As with C2a, C2b has a tower and no ships on d-scan, and my cloaky Loki strategic cruiser appearing far from the wormhole, over seven kilometres away this time. But unlike C2a, the second static connection waiting to be found is the w-space connection, not the k-space one, and could be worth looking for. Two anomalies and three signatures makes finding it easy too, and I am soon jumping through another connection to class 2 w-space. C2c follows the pattern of having a tower and no ships on d-scan, and my notes make it a rough system to live in, with static connections to class 5 w-space and null-sec.
Six anomalies are accompanied by eleven signatures, all weak. Naturally, I resolve all the radar and magnetometric sites before either wormhole, which sucks up my time, but as I resolve them I may as well poke in to C5a. And I see gassing in action! I think! Two Maller cruisers, an Impel transport, two Hurricane battlecruisers, and a Brutix and Cyclone battlecruiser each are all on d-scan without a tower in sight. A minor adjustment also shows two medium Sleeper wrecks, which should be about right for a ladar site, and I'm not quite sure what else such a collection of ships could be doing in a class 5 site if not sucking up gas.
And now a Cheetah blips on d-scan. The presence of the covert operations boat could mean that the wormhole I've opened has already been spotted, alerting the gassers to bug out. I'll assume otherwise for now, particularly as a canister gets jettisoned and labelled with the current time. I warp out, launch probes, and warp across to check the local tower, which my notes from four weeks ago point me to. It's still there, and has a Noctis salvager and Purifier stealth bomber inside the force field, but no other pilots. It's time to find the gassers.
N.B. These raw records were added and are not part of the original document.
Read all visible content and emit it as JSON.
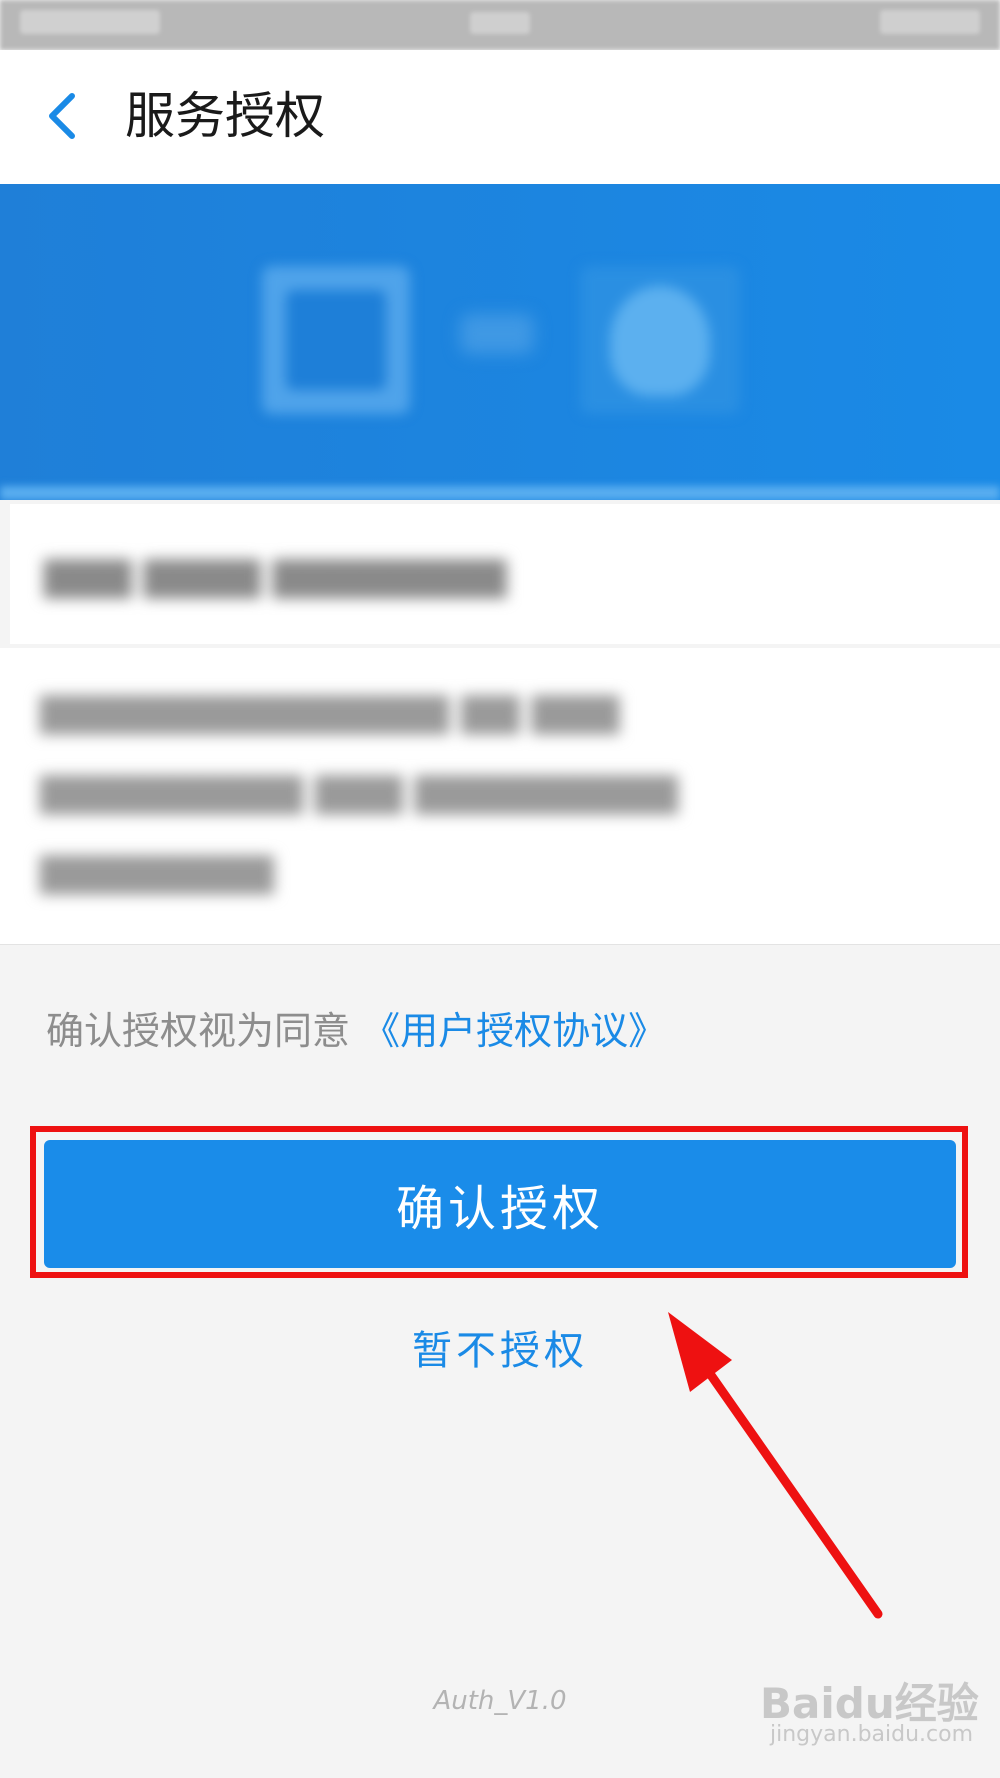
{
  "header": {
    "title": "服务授权",
    "back_icon": "chevron-left-icon"
  },
  "colors": {
    "accent": "#1a8ae6",
    "button": "#1a8ce9",
    "highlight": "#ee1111",
    "banner": "#1f7fd8"
  },
  "agreement": {
    "prefix": "确认授权视为同意",
    "link": "《用户授权协议》"
  },
  "actions": {
    "confirm_label": "确认授权",
    "decline_label": "暂不授权"
  },
  "footer": {
    "version": "Auth_V1.0"
  },
  "watermark": {
    "logo": "Baidu经验",
    "url": "jingyan.baidu.com"
  }
}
Warping back to the inner system has a disappointing result. The Cyclone is the only ship that remains on d-scan, and even then only for a few seconds. I suppose I must have been spotted, because even if four battlecruisers and two cruisers can really suck up the gas that quickly they'd move to a new site, and not disappear. And they do disappear, as a return to the tower shows the same two unpiloted ships as before, so it looks like the gassers weren't local.
My probes, already launched, show me sixteen anomalies and twenty-five signatures, and with that many to sift through, coupled with the fleet's knowledge that I'm here, means I'm not scanning for their system now. I can do that later, perhaps, or just come back to look for the C5's static connection to class 3 w-space to continue the constellation. Now it's time for food. I'll return later, to roam through the systems my early reconnaissance has uncovered.